Wednesday 3 January 2007

Accepted (DVD) (2006)

Ah, the weird initiation rites of college

The campus comedy genre has by now just completed one full cycle of creativity, stagnation, and rejuvenation - the last phase famously ushered in by movies like Road Trip and Old School, while the entire Revenge of the Nerds saga chronicled the earlier rise and fall of the same genre from 1984 to 1994. The genre is quite straightforward: pre-rejuvenation of the genre, the losers, slackers, and other assorted underachievers enter college and proceed to gain self-worth while fending off humiliation and rejection from the jocks and the conservative members of the faculty (Revenge of the Nerds). Post-rejuvenation, the losers, slackers and other assorted underachievers recreate their experiences of humililation and tribulation from the distance of time - either retelling and embellishing the tale (Road Trip), or through reliving it in a reenactment (Old School).

It is a strange thing that coming at what we would consider the rejuvenation phase of the genre, Accepted basically takes the familiar elements of both periods of the campus comedy and meshes them together, producing an even more familiar cinematic offering that one would imagine possible if its writers had stuck to just filling in the template of either period. It is stranger still that Accepted does have a somewhat original (albeit Old School-ish) premise that you'd never expect to descend softly and gently into familiar ground after a mere half hour in the film.

But for your cerebral entertainment, here's the most original thing about Accepted: smart aleck goof-off Bartleby (Justin Long, the guy who plays the Mac in Apple's Get a Mac commercials) and his 2 buddies discover after graduating from high school that no college (or "university", for us folks in the UK and the Commonwealth) would accept them. Hence, the need to set up a fake university (or college), complete with website, application forms with authentic-looking mastheads, and an entire campus to fool their parents into thinking they has been accepted. Presumably the amount of work that goes into the deception far outweighs the social shame of not attending college. Of course, when you set up a deception on such a comprehensive scale, it's impossible to keep it secret, and pretty soon 300 fellow rejectees from other colleges turn up at the front door of the South Hampton Institute of Technology (I kid you not about the name or the initials of the college!) demanding entrance. And because this is a college comedy, the prospect of empowering rejects and losers (as well as heading his own college) prompts Bartleby to operate the college as if it is the real deal.

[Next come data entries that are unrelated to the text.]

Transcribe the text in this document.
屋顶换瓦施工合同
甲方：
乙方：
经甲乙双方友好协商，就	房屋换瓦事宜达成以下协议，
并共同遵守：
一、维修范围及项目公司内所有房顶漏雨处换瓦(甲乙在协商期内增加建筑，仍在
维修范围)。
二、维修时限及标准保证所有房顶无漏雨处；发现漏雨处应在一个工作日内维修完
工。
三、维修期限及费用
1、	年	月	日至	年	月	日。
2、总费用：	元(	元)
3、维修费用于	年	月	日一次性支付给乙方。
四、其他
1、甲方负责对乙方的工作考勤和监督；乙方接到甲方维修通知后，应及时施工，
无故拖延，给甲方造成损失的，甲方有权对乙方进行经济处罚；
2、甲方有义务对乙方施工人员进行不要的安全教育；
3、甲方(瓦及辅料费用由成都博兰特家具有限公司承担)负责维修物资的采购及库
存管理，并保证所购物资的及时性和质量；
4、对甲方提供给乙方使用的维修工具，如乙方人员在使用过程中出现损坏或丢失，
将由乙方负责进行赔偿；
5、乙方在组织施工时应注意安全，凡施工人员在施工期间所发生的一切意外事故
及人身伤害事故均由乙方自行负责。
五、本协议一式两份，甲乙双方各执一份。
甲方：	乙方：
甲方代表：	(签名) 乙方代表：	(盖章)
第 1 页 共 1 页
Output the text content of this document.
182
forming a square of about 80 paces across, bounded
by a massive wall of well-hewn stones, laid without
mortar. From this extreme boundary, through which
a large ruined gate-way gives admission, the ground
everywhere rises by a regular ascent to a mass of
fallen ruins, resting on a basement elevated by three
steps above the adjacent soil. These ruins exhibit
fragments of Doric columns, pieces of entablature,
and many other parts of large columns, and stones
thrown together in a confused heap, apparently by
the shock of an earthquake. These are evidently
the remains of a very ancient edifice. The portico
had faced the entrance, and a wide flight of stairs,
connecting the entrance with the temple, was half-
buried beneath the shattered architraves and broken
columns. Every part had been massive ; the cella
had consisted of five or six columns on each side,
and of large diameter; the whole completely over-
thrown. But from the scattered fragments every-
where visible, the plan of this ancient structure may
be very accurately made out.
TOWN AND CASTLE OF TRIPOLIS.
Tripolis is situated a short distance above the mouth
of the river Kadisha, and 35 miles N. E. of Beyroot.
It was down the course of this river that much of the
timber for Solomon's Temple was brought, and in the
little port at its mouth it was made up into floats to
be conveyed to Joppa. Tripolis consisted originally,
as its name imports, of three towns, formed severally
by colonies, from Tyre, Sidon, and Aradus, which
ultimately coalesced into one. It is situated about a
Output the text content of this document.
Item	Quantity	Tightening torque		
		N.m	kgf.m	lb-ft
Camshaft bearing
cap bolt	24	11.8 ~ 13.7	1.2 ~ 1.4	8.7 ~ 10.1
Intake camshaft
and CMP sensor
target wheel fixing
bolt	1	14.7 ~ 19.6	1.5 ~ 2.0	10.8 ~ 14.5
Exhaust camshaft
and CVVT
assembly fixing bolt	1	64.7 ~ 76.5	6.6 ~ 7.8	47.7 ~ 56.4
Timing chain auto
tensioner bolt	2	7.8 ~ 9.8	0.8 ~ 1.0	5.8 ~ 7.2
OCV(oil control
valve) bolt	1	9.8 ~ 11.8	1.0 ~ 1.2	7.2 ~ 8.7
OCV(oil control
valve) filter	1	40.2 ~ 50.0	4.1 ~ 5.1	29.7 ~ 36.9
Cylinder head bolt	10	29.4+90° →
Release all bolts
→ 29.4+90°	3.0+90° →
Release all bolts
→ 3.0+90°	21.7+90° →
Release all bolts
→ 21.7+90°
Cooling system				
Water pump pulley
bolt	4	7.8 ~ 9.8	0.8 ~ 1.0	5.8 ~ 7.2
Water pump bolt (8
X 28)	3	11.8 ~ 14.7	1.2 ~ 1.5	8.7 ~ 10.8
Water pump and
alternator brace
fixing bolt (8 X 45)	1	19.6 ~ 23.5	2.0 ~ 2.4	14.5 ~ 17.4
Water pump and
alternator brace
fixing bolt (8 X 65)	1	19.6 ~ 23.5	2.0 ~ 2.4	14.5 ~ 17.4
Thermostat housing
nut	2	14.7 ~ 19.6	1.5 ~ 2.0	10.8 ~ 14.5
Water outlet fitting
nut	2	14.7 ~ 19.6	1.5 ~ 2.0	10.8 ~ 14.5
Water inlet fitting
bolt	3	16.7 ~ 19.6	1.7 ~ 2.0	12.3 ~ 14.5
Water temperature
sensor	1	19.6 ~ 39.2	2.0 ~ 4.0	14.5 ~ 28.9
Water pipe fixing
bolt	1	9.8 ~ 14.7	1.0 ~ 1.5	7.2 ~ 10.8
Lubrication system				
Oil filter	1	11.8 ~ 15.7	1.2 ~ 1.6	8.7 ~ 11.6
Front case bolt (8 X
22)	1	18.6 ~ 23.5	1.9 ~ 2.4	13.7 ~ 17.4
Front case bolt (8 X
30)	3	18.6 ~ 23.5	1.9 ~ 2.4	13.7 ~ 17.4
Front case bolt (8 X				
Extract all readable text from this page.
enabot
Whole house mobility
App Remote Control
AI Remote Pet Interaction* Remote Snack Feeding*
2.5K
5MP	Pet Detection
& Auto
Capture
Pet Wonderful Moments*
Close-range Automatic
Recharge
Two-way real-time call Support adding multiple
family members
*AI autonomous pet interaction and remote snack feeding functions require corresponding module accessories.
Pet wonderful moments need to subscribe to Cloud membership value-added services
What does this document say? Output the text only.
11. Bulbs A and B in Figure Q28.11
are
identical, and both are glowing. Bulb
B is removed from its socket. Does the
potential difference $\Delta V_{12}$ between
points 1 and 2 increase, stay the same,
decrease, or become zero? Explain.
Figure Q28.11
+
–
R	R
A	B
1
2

It's suprising then that the scriptwriters fail to make an iconic film out of this intriguing mixture of overfamiliar tropes and occasional creative ideas. Perhaps the talent of comedian Lewis Black (from the Daily Show fame) is squandered in his thin role as the candid (i.e. frothing at the mouth) and radical former academic who Bartleby and friends rope in as the Dean of the school. The scriptwriters also miss the boat at a chance for a stronger and pungent satire of the education system. Instead, much of the comedy derives from the over-familiar tropes of teenagers slacking off in style in their own college, an obligatory love interest with a barely-formed subplot, the students' rivalry with the uptight frat boys from the legitimate and prestigious college across the road that culminates in what else but a phoney court battle. The lack of research that would have gone into making Accepted a great film shows easily: apparently Adam Cooper and Bill Collage are unaware of the Nordic folk high schools that basically operate like Bartleby's radical and hippy "make your own course, teach your own peers" educational programme.

As a comedy, Accepted is entertaining but not great. One would've wanted more of Lewis Black than Justin Long, who one wishes had better luck choosing his first leading comic role. On the whole, though, Accepted is certainly worth the rental and the easy laughs it generates.